Waiting for the Danish government, ruling Greenland, to decide whether to send Watson to Japan has so far taken more than four months, and will have taken nearly five months before Watson’s next scheduled court appearance on November 13, 2024.
This, coincidentally, will be two days after the Japanese whaling factory ship Kangei Maru returns to port in Sendai, Japan, at the apparent end of the 2024 Japanese coastal whaling season.
Why is Paul Watson in jail?
Watson, 73, denied bail, has remained all this while in the Nuuk jail.
The Captain Paul Watson Foundation vessel, the John Paul DeJoria, reportedly arrived on October 23, 2024 in St. Georges, Bermuda, having little chance of reaching anywhere the Kangei Maru might visit to kill whales in what remains of 2024, even if the Kangei Maru heads into Antarctic waters after refueling in Japan.
Watson was arrested in Nuuk for disrupting Japanese whaling in Antarctic waters in 2010 when the John Paul DeJoria made a refueling stop en route to the North Pacific via the Northwest Passage, between northern Canada and the Arctic ice field, to try to disrupt the fall 2024 self-set Japanese coastal whaling season.
How Paul Watson resembles Samuel Beckett
Credited with more-or-less inventing his theatrical approach to opposing whaling and sealing circa 50 years ago, Watson was informed of the further delay before the Danish government announces a decision on whether to extradite him to Japan at an October 23, 2024 hearing, the fourth since his arrest, each scheduled about a month after the last.
Godot, credited with inventing what is called “The theater of the absurd,” was an Irishman, a decorated hero of the World War II French Resistance against the Nazis, who had a French wife.

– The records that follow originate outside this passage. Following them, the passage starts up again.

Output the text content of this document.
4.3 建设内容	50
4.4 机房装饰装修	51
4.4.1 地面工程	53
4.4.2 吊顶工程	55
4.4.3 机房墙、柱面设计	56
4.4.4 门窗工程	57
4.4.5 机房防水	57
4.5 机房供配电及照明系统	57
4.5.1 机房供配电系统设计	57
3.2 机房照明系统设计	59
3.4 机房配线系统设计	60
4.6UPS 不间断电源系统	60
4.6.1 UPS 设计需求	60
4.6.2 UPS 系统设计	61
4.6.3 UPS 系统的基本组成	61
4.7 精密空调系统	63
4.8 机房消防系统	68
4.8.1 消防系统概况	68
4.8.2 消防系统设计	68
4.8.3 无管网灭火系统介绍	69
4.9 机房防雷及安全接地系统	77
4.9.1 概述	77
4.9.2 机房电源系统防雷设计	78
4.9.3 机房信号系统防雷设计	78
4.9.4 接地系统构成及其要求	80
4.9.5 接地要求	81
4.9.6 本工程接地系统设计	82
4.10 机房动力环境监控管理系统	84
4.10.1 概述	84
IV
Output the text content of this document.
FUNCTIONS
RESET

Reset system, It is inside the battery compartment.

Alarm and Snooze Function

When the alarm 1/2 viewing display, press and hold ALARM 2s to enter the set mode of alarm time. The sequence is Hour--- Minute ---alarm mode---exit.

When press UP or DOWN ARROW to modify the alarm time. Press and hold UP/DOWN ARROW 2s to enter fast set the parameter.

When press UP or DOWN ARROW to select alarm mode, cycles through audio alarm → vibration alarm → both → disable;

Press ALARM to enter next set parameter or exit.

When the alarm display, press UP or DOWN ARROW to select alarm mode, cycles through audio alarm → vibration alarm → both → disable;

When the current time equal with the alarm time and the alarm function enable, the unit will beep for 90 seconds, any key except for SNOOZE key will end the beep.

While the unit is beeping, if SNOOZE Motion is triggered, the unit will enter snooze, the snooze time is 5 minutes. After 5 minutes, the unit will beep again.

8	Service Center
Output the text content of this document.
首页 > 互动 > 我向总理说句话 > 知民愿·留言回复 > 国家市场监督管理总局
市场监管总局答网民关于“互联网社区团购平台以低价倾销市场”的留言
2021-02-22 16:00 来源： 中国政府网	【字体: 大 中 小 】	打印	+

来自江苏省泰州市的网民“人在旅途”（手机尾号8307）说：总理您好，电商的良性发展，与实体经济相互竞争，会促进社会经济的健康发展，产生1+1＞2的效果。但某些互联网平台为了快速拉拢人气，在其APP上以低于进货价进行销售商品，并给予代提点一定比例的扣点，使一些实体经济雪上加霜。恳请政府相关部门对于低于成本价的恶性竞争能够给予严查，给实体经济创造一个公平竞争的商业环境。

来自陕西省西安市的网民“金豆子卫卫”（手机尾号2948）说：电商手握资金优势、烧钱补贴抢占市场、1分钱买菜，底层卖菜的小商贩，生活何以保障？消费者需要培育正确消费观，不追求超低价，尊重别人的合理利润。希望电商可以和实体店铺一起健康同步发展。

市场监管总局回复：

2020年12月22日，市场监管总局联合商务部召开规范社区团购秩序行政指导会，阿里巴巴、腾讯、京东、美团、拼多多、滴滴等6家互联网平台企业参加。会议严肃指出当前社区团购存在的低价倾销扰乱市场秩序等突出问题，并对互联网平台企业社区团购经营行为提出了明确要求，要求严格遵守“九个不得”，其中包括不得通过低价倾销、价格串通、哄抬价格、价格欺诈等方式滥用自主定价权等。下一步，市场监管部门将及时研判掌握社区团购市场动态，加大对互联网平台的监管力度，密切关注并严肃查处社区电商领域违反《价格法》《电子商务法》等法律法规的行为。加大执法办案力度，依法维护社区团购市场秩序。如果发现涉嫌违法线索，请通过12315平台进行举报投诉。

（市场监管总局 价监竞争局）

Watson, renowned for his anti-whaling and sealing activity as a founding member of Greenpeace, 1972-1977, founding director of the Sea Shepherd Conservation Society 1977-2022, and of the Captain Paul Watson Foundation since then, is a Canadian with a French wife.
The French connection
The French connection is central to Watson’s present focal strategy for avoiding extradition to Japan, where he would face felony charges likely to send him to prison for 15 years.
French attorney Jean Tamalet, representing Watson, told Agence France Presse on October 24, 2024 that “Watson has requested French nationality,” having previously asked French President Emmanuel Macron to grant him political asylum.
The request, Tamalet said, “makes total sense when you realize that Watson has been giving everything to protect the marine ecosystem, whereas France has the second-largest coastline in the world.”
“The allegations do not justify detention”
Agnes Pannier-Runacher, the French minister of energy and ecological transition, responded that France would work to secure Watson’s release.
“The allegations against him, from our point of view, do not justify detention,” Pannier-Runacher told the French radio news network FranceInfo.
“French officials have previously urged Copenhagen not to extradite Watson,” Agence France Presse reported, “but have said that a person must be in France to file an asylum claim.”